Polaroid Land camera 250, produced between 1967 and 1969

One of the things I noticed when I did my first set of shots, was the amount of hassle involved in carry and setting up the gear. Carrying two cameras – the Polaroid Land camera and the digital – is one thing.

But then there is the issue of using the Land camera on a crowded street, focusing in bright sunlight using a faded rangefinder patch, and then unpeeling the photograph itself, trying not to lose the various bits of backing paper in the wind and then handing then photo to the participant for the digital shot.

Quality is also an issue. Polaroids aren’t really meant for scanning. They look just fine at the size and printing format they were intended for. But scanning them reveals all those imperfections, grains, fibres and paper textures, that were never intended to be viewed at close range.

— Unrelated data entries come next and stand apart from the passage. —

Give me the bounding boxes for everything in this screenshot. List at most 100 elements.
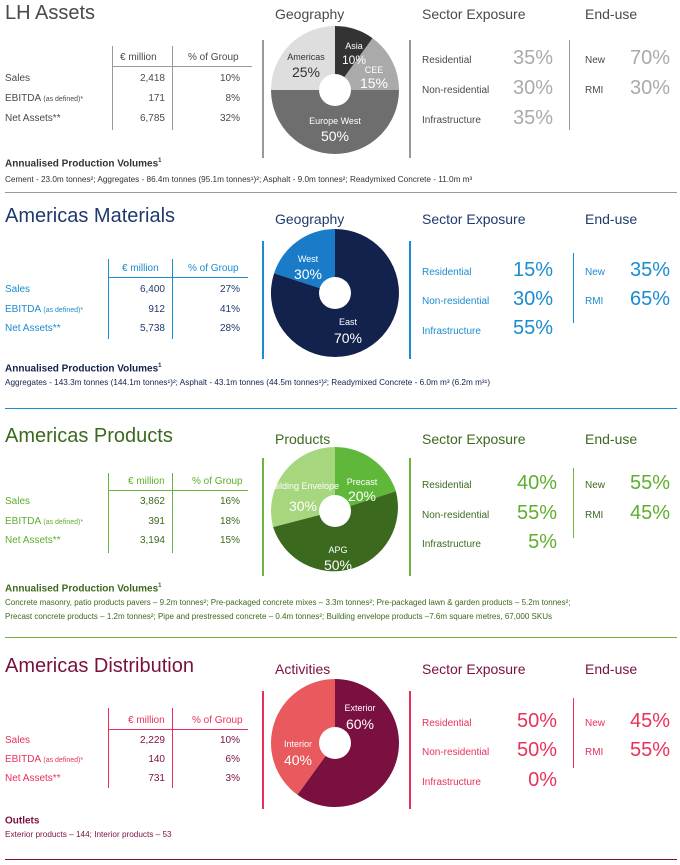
divider xyxy=(172,46,173,130)
enduse-pct-rmi: 55% xyxy=(629,739,670,761)
sector-pct-non-residential: 50% xyxy=(516,739,557,761)
divider xyxy=(172,259,173,339)
net-assets-value: 731 xyxy=(148,773,165,784)
products-heading: Products xyxy=(275,431,331,447)
sector-label-infrastructure: Infrastructure xyxy=(422,115,481,126)
divider xyxy=(112,66,252,67)
pie-hole xyxy=(319,277,351,309)
geography-pie-chart: West 30% East 70% xyxy=(270,228,399,357)
pie-value-europe-west: 50% xyxy=(321,128,349,144)
enduse-label-new: New xyxy=(585,55,606,66)
enduse-pct-rmi: 45% xyxy=(629,502,670,524)
sector-label-non-residential: Non-residential xyxy=(422,296,490,307)
pie-value-east: 70% xyxy=(334,330,362,346)
sector-pct-residential: 50% xyxy=(516,710,557,732)
pie-value-apg: 50% xyxy=(324,557,352,573)
sales-value: 2,229 xyxy=(139,735,165,746)
pie-value-precast: 20% xyxy=(348,488,376,504)
pie-hole xyxy=(319,74,351,106)
enduse-label-rmi: RMI xyxy=(585,747,604,758)
col-header-pct-group: % of Group xyxy=(192,476,243,487)
sales-value: 6,400 xyxy=(139,284,165,295)
sector-label-residential: Residential xyxy=(422,480,472,491)
sales-pct: 10% xyxy=(219,735,240,746)
section-title: Americas Products xyxy=(5,425,173,447)
volumes-title: Annualised Production Volumes1 xyxy=(5,583,162,595)
divider xyxy=(172,473,173,553)
pie-label-interior: Interior xyxy=(284,739,312,749)
divider xyxy=(262,691,264,809)
ebitda-pct: 8% xyxy=(225,93,240,104)
sector-label-residential: Residential xyxy=(422,267,472,278)
sector-pct-infrastructure: 5% xyxy=(528,531,557,553)
products-pie-chart: Building Envelope 30% Precast 20% APG 50… xyxy=(270,447,398,573)
sales-pct: 10% xyxy=(219,73,240,84)
divider xyxy=(108,277,248,278)
pie-slice-europe-west xyxy=(271,90,399,154)
pie-slice-interior xyxy=(270,679,335,795)
net-assets-pct: 3% xyxy=(225,773,240,784)
col-header-pct-group: % of Group xyxy=(188,263,239,274)
col-header-pct-group: % of Group xyxy=(188,52,239,63)
section-americas-products: Americas Products Products Sector Exposu… xyxy=(0,423,680,643)
pie-label-americas: Americas xyxy=(287,52,325,62)
enduse-label-rmi: RMI xyxy=(585,85,604,96)
sector-pct-infrastructure: 0% xyxy=(528,769,557,791)
enduse-pct-new: 35% xyxy=(629,259,670,281)
pie-label-precast: Precast xyxy=(347,477,378,487)
ebitda-pct: 6% xyxy=(225,754,240,765)
sector-label-residential: Residential xyxy=(422,55,472,66)
section-title: Americas Distribution xyxy=(5,655,194,677)
pie-hole xyxy=(319,727,351,759)
pie-value-exterior: 60% xyxy=(346,716,374,732)
pie-value-americas: 25% xyxy=(292,64,320,80)
col-header-million: € million xyxy=(128,715,165,726)
section-divider xyxy=(5,192,677,193)
pie-value-west: 30% xyxy=(294,266,322,282)
section-divider xyxy=(5,408,677,409)
sector-pct-infrastructure: 55% xyxy=(512,317,553,339)
ebitda-pct: 41% xyxy=(219,304,240,315)
volumes-title: Annualised Production Volumes1 xyxy=(5,158,162,170)
sector-pct-residential: 40% xyxy=(516,472,557,494)
sector-pct-non-residential: 30% xyxy=(512,288,553,310)
row-label-ebitda: EBITDA (as defined)* xyxy=(5,516,84,527)
row-label-ebitda: EBITDA (as defined)* xyxy=(5,754,84,765)
col-header-million: € million xyxy=(122,263,159,274)
sector-label-non-residential: Non-residential xyxy=(422,747,490,758)
pie-slice-apg xyxy=(273,491,398,572)
enduse-label-new: New xyxy=(585,718,606,729)
ebitda-value: 912 xyxy=(148,304,165,315)
col-header-million: € million xyxy=(128,476,165,487)
sales-pct: 27% xyxy=(219,284,240,295)
sector-pct-residential: 35% xyxy=(512,47,553,69)
pie-value-interior: 40% xyxy=(284,752,312,768)
row-label-sales: Sales xyxy=(5,735,31,746)
enduse-label-new: New xyxy=(585,267,606,278)
sector-label-non-residential: Non-residential xyxy=(422,85,490,96)
divider xyxy=(108,259,109,339)
pie-label-east: East xyxy=(339,317,358,327)
pie-label-cee: CEE xyxy=(365,65,384,75)
sales-pct: 16% xyxy=(219,496,240,507)
enduse-pct-rmi: 65% xyxy=(629,288,670,310)
divider xyxy=(409,691,411,809)
pie-label-exterior: Exterior xyxy=(344,703,375,713)
end-use-heading: End-use xyxy=(585,431,638,447)
col-header-pct-group: % of Group xyxy=(192,715,243,726)
pie-label-west: West xyxy=(298,254,319,264)
divider xyxy=(108,729,248,730)
divider xyxy=(112,46,113,130)
pie-slice-building-envelope xyxy=(271,447,335,528)
net-assets-value: 3,194 xyxy=(139,535,165,546)
geography-heading: Geography xyxy=(275,6,345,22)
enduse-label-rmi: RMI xyxy=(585,510,604,521)
end-use-heading: End-use xyxy=(585,661,638,677)
section-title: LH Assets xyxy=(5,2,96,24)
net-assets-value: 6,785 xyxy=(139,113,165,124)
volumes-line: Aggregates - 143.3m tonnes (144.1m tonne… xyxy=(5,378,491,387)
enduse-pct-rmi: 30% xyxy=(629,77,670,99)
pie-label-apg: APG xyxy=(328,545,347,555)
sector-exposure-heading: Sector Exposure xyxy=(422,211,526,227)
sales-value: 2,418 xyxy=(139,73,165,84)
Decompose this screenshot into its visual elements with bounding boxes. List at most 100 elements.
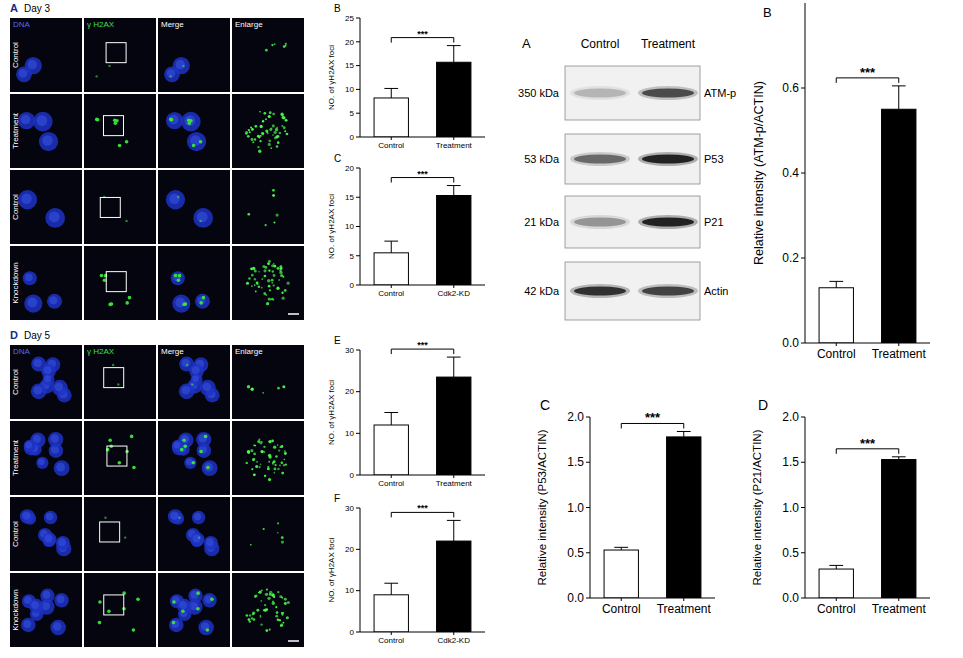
x-tick-label: Treatment <box>872 347 927 361</box>
focus <box>254 138 256 140</box>
focus <box>272 602 275 605</box>
significance-label: *** <box>860 436 876 451</box>
focus <box>274 43 276 45</box>
nucleus <box>24 294 42 312</box>
blot-band <box>574 287 626 296</box>
zoom-box <box>107 446 127 466</box>
focus <box>272 189 275 192</box>
marks <box>604 431 701 598</box>
nucleus <box>20 509 35 524</box>
focus <box>261 287 263 289</box>
nucleus-core <box>56 463 65 472</box>
focus <box>260 463 262 465</box>
nucleus-core <box>193 535 201 543</box>
y-tick <box>356 433 360 434</box>
blot-strip <box>565 196 700 248</box>
nucleus <box>172 440 184 452</box>
focus <box>268 455 271 458</box>
micrograph-bg <box>10 170 82 244</box>
focus <box>262 133 264 135</box>
micrograph <box>84 94 156 168</box>
focus <box>280 625 282 627</box>
focus <box>125 301 129 305</box>
focus <box>248 618 251 621</box>
focus <box>281 536 284 539</box>
focus <box>252 267 255 270</box>
y-tick <box>356 168 360 169</box>
focus <box>95 75 97 77</box>
nucleus <box>18 190 37 209</box>
focus <box>172 621 176 625</box>
focus <box>286 133 289 136</box>
micrograph: Treatment <box>10 421 82 495</box>
x-axis <box>805 343 930 344</box>
focus <box>104 517 106 519</box>
y-tick <box>356 590 360 591</box>
y-tick <box>356 632 360 633</box>
focus <box>281 461 284 464</box>
row-label: Control <box>11 42 20 68</box>
zoom-box <box>103 116 123 136</box>
focus <box>287 601 290 604</box>
micrograph-bg <box>232 94 304 168</box>
x-tick <box>898 598 899 601</box>
y-tick <box>586 417 590 418</box>
bar-chart: 05101520ControlCdk2-KDNO. of γH2AX fociC… <box>327 153 485 298</box>
x-tick <box>683 598 684 601</box>
focus <box>258 466 260 468</box>
y-axis-label: NO. of γH2AX foci <box>327 194 336 259</box>
y-tick-label: 1.0 <box>782 501 799 515</box>
y-tick <box>356 475 360 476</box>
nucleus <box>23 271 37 285</box>
zoom-box <box>104 595 124 615</box>
nucleus-core <box>38 459 45 466</box>
focus <box>251 128 254 131</box>
nucleus-core <box>23 620 31 628</box>
micrograph: Control <box>10 497 82 571</box>
nucleus <box>168 509 183 524</box>
row-label: Treatment <box>11 439 20 476</box>
error-bar <box>614 547 628 550</box>
error-cap <box>384 88 398 89</box>
y-tick-label: 15 <box>345 193 354 202</box>
blot-band-halo <box>570 86 630 100</box>
nucleus-core <box>22 512 30 520</box>
y-tick <box>356 549 360 550</box>
y-tick <box>356 18 360 19</box>
focus <box>264 475 266 477</box>
nucleus-core <box>171 620 179 628</box>
focus <box>260 125 263 128</box>
y-tick-label: 5 <box>350 252 355 261</box>
micrograph <box>84 170 156 244</box>
focus <box>275 213 278 216</box>
focus <box>199 301 203 305</box>
x-tick <box>453 632 454 635</box>
y-axis-label: NO. of γH2AX foci <box>327 45 336 110</box>
scale-bar <box>288 640 299 642</box>
nucleus-core <box>33 386 42 395</box>
micrograph: γ H2AX <box>84 18 156 92</box>
blot-band-halo <box>638 284 698 298</box>
focus <box>110 302 114 306</box>
nucleus-core <box>51 434 59 442</box>
y-tick-label: 1.5 <box>782 455 799 469</box>
focus <box>254 595 257 598</box>
micrograph <box>158 170 230 244</box>
column-header: DNA <box>13 347 31 356</box>
y-tick-label: 20 <box>345 38 354 47</box>
error-stem <box>453 46 454 63</box>
y-tick <box>356 226 360 227</box>
blot-band <box>642 155 694 164</box>
focus <box>100 274 104 278</box>
micrograph-bg <box>158 421 230 495</box>
nucleus-core <box>25 273 33 281</box>
focus <box>274 467 277 470</box>
x-tick-label: Control <box>378 636 404 645</box>
focus <box>283 464 285 466</box>
micrograph-bg <box>232 18 304 92</box>
y-tick-label: 20 <box>345 545 354 554</box>
column-header: Merge <box>161 347 184 356</box>
focus <box>253 618 256 621</box>
focus <box>259 591 261 593</box>
focus <box>273 274 276 277</box>
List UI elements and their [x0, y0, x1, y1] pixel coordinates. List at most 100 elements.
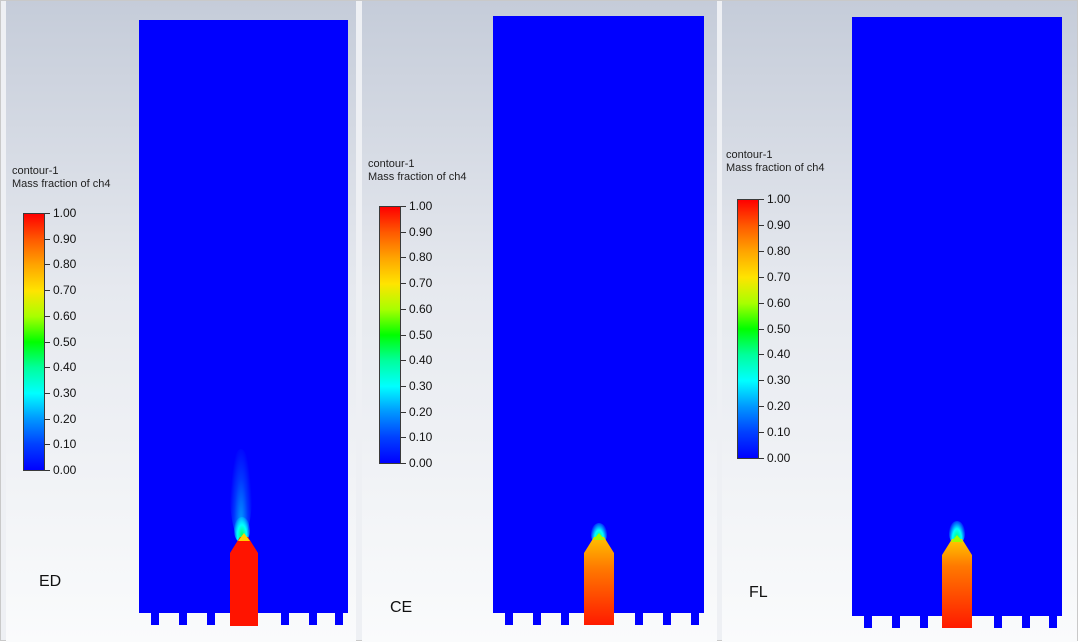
model-label: CE — [390, 599, 413, 616]
colorbar-tick — [45, 264, 50, 265]
inlet-ports — [139, 613, 348, 625]
colorbar-tick-label: 0.60 — [767, 296, 791, 310]
colorbar-tick — [759, 277, 764, 278]
colorbar-tick — [45, 444, 50, 445]
colorbar-tick — [401, 283, 406, 284]
contour-domain — [852, 17, 1062, 616]
inlet-port — [179, 613, 187, 625]
colorbar-tick-label: 0.10 — [409, 430, 433, 444]
colorbar-tick-label: 0.80 — [767, 244, 791, 258]
colorbar-tick — [401, 437, 406, 438]
colorbar-tick-label: 0.90 — [767, 218, 791, 232]
inlet-port — [207, 613, 215, 625]
contour-domain — [493, 16, 704, 613]
colorbar-tick-label: 0.20 — [409, 405, 433, 419]
panel-ce: contour-1 Mass fraction of ch4 CE 1.00 0.… — [362, 1, 717, 642]
colorbar-tick — [45, 342, 50, 343]
fuel-nozzle-tip — [951, 535, 963, 542]
colorbar-tick-label: 0.10 — [53, 437, 77, 451]
colorbar-tick — [45, 419, 50, 420]
colorbar-tick — [401, 335, 406, 336]
colorbar-tick — [45, 470, 50, 471]
fuel-nozzle-tip — [238, 533, 250, 541]
inlet-port — [691, 613, 699, 625]
colorbar-tick — [45, 239, 50, 240]
colorbar-tick-label: 0.50 — [767, 322, 791, 336]
inlet-port — [533, 613, 541, 625]
colorbar-tick — [401, 309, 406, 310]
ch4-plume-halo — [230, 449, 252, 539]
colorbar-tick — [759, 329, 764, 330]
colorbar-tick-label: 0.70 — [767, 270, 791, 284]
colorbar-tick — [759, 432, 764, 433]
colorbar-tick-label: 0.30 — [767, 373, 791, 387]
fuel-nozzle-shape — [942, 539, 972, 628]
colorbar-tick-label: 0.50 — [53, 335, 77, 349]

Negative backing paper from peel apart film.

Negative backing paper from peel apart film

Polaroid instant photo technology was designed to be temporary, for previewing purposes, for instant gratification before discarding, putting on a shelf to fade (as they inevitably do), or losing down the back of a settee possibly to be discovered years later.

It seems almost trite to say that they were the camera-phone of their generation, but they do have similarities. That instant film cameras are having somewhat of a renaissance, albeit in a consumer rather than a professional format, seems indicative that instant print photography still satisfies a desire that was briefly lost.